We all know people who make a lot of money but have little to show for it. They could be wiser in their spending and they don’t take care of the things they have. On the other side of the coin, we all probably know a few people who have modest pay checks and homes but they seem to find the money to take care of the important things in life. More important than the amount of money you make is what you do with your money and how you manage your belongings.
We can learn a great deal from people who lived during the Great Depression. A few years ago a grandmother died who had a young family during the depression. As her children sorted through her things they came across an envelop labeled, "Pieces of string to short to do anything with." These people learned through hard experience that if they threw something away they might not be able to replace it. In our present prosperous times most of us can run out and purchase a replacement item for something that isn’t even broken. Although it’s serviceable or could easily be repaired, it’s old, worn looking, the wrong color or for some other reason is no longer desirable. However, for every unnecessary purchase, we have that much less money left to take care of our other needs. "A penny saved is a penny earned" is a true axiom even today.
Depending on the figures you choose to believe, between 75% and 89% of all divorces in the United States have their root cause in money problems. For the health of our marriages alone, it behooves us to be wise stewards over our money and possessions. The leaders of the Church have put forward several important principles of money management. I’ll list just a few of them here.
- Be faithful in paying your contributions to the Lord: The Lord promises great blessings to those who take care of the Lord first. (Malachi 3:10-13) To someone who doesn’t know anything about tithing this may only sound like a money making scheme for the Church. However, for those of us who have put this to the test, we know as we take care of our financial responsibilities with the Lord that the money that's left will stretch much further than it would have otherwise.
- Avoid unnecessary debt: Under normal circumstances one should only go into debt for a house, a car, if one is truly needed, a business and an education. That’s it. This may require you to buy used items until you have the savings to buy new items.
- Start a regular savings plan: If you pay yourself and put it into a savings account instead of paying it to the bank for loans, you will have interest working for you instead of against you. There are many credit cards that charge as much as 25% interest. With sizable debts this can really eat into the money the family brings home. If you are in debt, put yourself onto a tight budget and get the loans paid off. As you begin to pay off some of the debts, increase the money you are spending on the unpaid debts so your monthly combined loan payment remains constant. Continue to do this until all your debts are paid off. Then, instead of spending the money you were using to pay your debts, put that money into a savings account. With your savings account built up, when you do need to make a large purchase, the money will be there. You won’t have to go into debt again.
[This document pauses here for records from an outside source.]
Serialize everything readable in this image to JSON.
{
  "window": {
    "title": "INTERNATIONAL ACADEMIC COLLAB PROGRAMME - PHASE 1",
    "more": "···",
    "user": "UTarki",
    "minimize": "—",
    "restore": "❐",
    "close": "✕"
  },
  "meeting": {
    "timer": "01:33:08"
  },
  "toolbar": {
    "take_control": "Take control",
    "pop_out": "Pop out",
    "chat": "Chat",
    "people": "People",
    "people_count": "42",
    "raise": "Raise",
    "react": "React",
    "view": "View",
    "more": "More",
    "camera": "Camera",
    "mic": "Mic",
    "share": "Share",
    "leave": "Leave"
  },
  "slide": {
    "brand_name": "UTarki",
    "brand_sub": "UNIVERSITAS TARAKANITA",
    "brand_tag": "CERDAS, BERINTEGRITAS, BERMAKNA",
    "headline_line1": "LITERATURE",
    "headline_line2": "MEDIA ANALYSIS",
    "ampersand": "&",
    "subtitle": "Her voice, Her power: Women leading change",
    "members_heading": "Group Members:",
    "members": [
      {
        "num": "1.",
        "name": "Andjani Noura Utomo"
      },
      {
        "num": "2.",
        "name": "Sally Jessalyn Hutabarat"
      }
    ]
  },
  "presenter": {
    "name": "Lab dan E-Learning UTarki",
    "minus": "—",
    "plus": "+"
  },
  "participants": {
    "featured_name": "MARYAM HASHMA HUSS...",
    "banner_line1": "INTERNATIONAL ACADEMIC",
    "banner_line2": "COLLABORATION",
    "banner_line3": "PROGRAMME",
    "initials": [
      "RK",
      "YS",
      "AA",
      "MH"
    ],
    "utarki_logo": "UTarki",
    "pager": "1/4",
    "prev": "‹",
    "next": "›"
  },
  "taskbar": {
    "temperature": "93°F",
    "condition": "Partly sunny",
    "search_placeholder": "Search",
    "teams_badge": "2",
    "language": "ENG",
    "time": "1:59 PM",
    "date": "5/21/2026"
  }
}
- Make a budget: This needs to be done with everyone that’s involved in spending the family’s money. The majority of people get into debt because they can’t control their spending. You should consider your budget a financial plan for your family. Make a list of the things you want during the month and then categorize them with the most important items on top. If you always purchase the items on the top of the list first then stop buying when the money runs out, you should always have the necessities of life. If you buy the wants first, there will be times when you will run out of money before the family’s basic needs have been met.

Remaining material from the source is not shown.